My father possessed a macabre sense of irony when it came to doling out life lessons.

” He studied his clasped hands. “It took me a year of hell before I had the guts to claim the helm of that ship as my own.”

“What did you do with the captain?”

He glanced sideways at her. “I dropped the bastard off in Workington with a note to my father, telling him to go to the devil. I then gave the crew a choice to stay or leave. Every single man jack stayed.”

“Will they come to live at Stonehaven?”

“Maybe. I don’t know. Most want to stay on the sea.”

Do you? she wanted to ask.

“I came here to save my brother,” he said, as if he could read his mind. “I never had any intention of staying. I’ve never been much of a farmer.”

“You should stay, my lord.”

She looked around the sunlit stairwell in hopes of diverting her thoughts.

Dull early-evening sunlight broke through the clouds and filtered through a stained-glass window at her back throwing patches of red, green, and gold on the walls around her.

“This is a fine loft that your grandfather built. You have kind servants.

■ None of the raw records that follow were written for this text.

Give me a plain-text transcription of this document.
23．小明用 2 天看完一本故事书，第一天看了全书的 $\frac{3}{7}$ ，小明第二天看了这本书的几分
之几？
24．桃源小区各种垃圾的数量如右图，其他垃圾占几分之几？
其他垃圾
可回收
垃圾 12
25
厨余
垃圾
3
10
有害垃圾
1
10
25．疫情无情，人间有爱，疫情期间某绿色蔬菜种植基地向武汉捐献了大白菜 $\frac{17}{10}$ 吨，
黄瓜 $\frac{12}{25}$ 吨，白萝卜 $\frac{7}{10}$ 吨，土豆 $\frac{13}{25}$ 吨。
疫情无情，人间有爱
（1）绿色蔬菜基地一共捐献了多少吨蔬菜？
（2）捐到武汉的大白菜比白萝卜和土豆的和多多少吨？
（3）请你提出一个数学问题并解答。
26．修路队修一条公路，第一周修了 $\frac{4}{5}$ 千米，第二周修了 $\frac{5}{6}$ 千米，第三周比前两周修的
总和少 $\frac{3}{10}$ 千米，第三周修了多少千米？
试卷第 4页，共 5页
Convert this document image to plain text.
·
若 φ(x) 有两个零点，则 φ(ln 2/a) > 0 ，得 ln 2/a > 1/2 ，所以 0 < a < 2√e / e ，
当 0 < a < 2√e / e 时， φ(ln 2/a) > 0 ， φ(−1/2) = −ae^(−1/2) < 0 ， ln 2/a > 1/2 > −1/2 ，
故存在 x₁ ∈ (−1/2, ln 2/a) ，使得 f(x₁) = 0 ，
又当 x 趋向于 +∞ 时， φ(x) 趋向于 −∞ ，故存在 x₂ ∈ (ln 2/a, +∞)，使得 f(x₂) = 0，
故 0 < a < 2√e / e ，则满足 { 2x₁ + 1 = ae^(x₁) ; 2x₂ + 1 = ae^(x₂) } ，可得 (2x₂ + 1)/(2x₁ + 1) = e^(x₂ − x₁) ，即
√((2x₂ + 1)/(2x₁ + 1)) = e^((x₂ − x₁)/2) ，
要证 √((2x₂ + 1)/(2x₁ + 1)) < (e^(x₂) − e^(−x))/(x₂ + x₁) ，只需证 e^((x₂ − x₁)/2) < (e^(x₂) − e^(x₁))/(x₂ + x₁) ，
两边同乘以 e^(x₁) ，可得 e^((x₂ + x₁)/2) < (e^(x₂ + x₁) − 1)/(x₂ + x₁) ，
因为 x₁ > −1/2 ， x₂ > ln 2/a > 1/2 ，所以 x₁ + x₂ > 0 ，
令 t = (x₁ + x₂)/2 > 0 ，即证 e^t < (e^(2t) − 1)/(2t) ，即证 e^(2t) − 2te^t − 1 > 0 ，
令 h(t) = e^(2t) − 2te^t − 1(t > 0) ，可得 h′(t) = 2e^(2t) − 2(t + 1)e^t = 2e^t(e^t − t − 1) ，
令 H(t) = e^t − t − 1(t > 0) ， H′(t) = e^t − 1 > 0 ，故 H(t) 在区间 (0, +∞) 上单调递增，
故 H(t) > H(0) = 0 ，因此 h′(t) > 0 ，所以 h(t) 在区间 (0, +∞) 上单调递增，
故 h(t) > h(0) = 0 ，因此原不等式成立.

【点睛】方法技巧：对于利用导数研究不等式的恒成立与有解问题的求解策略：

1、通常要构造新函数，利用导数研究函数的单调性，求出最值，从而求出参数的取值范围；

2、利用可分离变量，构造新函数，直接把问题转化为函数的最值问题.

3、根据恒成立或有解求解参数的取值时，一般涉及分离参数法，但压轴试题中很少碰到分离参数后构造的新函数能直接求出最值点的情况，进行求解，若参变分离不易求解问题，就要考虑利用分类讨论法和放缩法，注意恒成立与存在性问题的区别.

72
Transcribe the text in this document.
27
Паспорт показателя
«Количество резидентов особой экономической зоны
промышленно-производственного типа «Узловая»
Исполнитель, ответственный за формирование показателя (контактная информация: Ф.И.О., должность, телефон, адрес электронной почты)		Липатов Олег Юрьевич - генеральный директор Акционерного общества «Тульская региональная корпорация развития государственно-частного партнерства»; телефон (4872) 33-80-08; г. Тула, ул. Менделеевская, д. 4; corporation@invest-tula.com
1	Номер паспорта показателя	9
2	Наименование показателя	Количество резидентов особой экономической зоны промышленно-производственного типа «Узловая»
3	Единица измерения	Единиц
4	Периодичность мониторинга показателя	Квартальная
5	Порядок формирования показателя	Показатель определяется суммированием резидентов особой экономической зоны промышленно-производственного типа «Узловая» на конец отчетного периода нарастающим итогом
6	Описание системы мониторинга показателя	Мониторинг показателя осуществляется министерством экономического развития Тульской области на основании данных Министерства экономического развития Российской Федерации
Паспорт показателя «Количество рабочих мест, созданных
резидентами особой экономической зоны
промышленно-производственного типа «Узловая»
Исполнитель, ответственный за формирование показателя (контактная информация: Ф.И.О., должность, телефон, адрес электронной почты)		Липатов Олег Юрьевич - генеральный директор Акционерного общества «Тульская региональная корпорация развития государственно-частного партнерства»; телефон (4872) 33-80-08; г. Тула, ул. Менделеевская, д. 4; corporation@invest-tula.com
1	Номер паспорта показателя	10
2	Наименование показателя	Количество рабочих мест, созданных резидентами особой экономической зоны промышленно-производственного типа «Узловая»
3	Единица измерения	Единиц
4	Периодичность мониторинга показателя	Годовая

A beautiful home.” She cleared her throat and stood.

As did he, slowly, as he stepped down the stairs and once again took his place in front of her.

“Why should I stay?”

“Because you are looking for something, and if you have not found it already, then you have not been searching in the right place.” Self-consciously, she looked down. “Now that I have rambled about, I think I should like to return.”

He propped one boot against the landing to prevent her escape.

They stood nearly eye to eye, and something hot and dangerous arced between them.

“There is a hunting lodge an hour’s ride from here,” he said.

She felt the warm assessment of that dark blue gaze.

“I have been meaning to visit the place since my return. You are welcome to ride with me. Chaperoned, of course . . . if you choose to go back and fetch Jason to accompany us.”

“A chaperone? Because you do not trust me. Or I should not trust you?”

“Both, perhaps.”

This time it was her turn to laugh, but she sobered at the thought. “At least we are honest with one another,” she said.

Honesty in and of itself was a form of trust. She had only truly trusted two people in her life. Friar Tucker and Mrs. Simpson. A hostage houseguest was not supposed to trust her captor. Or feel safe. Or feel this much desire. Yet she did.

And as the silence lengthened between them, he cupped her face with his hands. Her heart pounded against her breasts as if she had been running uphill, and then he bent his head and kissed her.

She stood on the landing, still holding tightly to the balustrade as if to catch some of her weight.

Her mouth opened taking his tongue and giving her his.

She wanted to touch him, to know him as she had that night in the glade, except in the light where she could see and feel him, where her mind could not lose him in the darkness.

His kiss gentled, a contradiction to the raw desire she sensed in him and which coursed through her.

He pulled back, his hooded eyes surveying her as if to discern her thoughts.

Strangely, she was no longer afraid of the future.

She had at last found the capacity within herself to confront her future on her own terms. “Will everyone not wonder where we are?” she asked. “Are they not looking for us?”

He swept back a wayward strand of her hair and lent his mouth to the shell of her ear. “I am the only person who went after you today, Rose. If they wonder, they will not speak of it upon our return.”